Fight over Texas Bill SB-4 ends last of day of session in commotion
Protesters gather in the Capitol building on Monday to protest SB-4, a recent ban on sanctuary cities.
Texas sanctuary cities aren’t going down without a fight. According to Fox News, on the last day of the regular session of Texas Legislature, protesters crowded the state capitol with chants and protest signs against Senate Bill 4, an initiative that allows police officers to request the immigrations status of any person they pull over or detain.
An occupation of the building that took place quietly at first, the activists began to shout, “Hey, hey. Ho, ho. SB-4 has got to go,” roughly a half hour into the proceedings.
Wearing shirts that read, “Lucha” and “Fight” the protesters also held banners that read, “See you in court” and “See you at the polls.”

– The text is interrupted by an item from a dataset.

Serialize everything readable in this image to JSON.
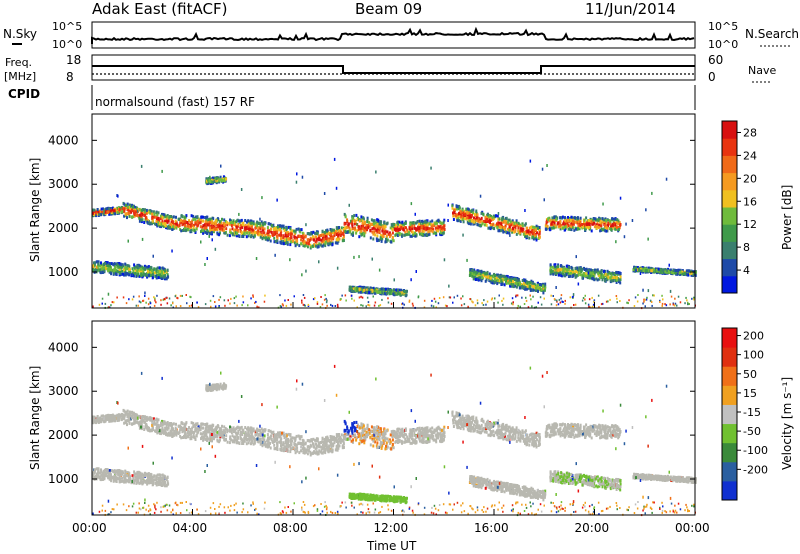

The protests continued until the session was forced to end and protesters were ushered out of the Texas legislature peacefully.
The bill was signed into law earlier in May by Governor Greg Abbott in an effort to comply with the executive orders signed by President Donald Trump and carried out by his administration.
“What it means is that no county, no city, no governmental body in the state of Texas can adopt any policy that provides sanctuary, and second, what it means, is that law enforcement officials, such as sheriffs, are going to be required to comply with ICE detainer requests,” Abbott said on “Fox & Friends” the day after signing the bill into law.
The law not only has repercussions for city officials but also for law enforcement officers. Those who are found to resist the law or not cooperate with federal immigration agents could face fines up to $25,000 per day and jail time.
The law is unprecedented under Trump, making the Texas the first state to pass such legislation recently. Colorado had a similar bill in 2006 that outlawed sanctuary cities, but the legislation was overturned in 2013.
Texas is a part of a wave of states that have moved to ban sanctuary policies including: Mississippi, Georgia, and Tennessee.
SB-4 will take effect on Sept. 1, and opponents have said they will oppose the bill in court.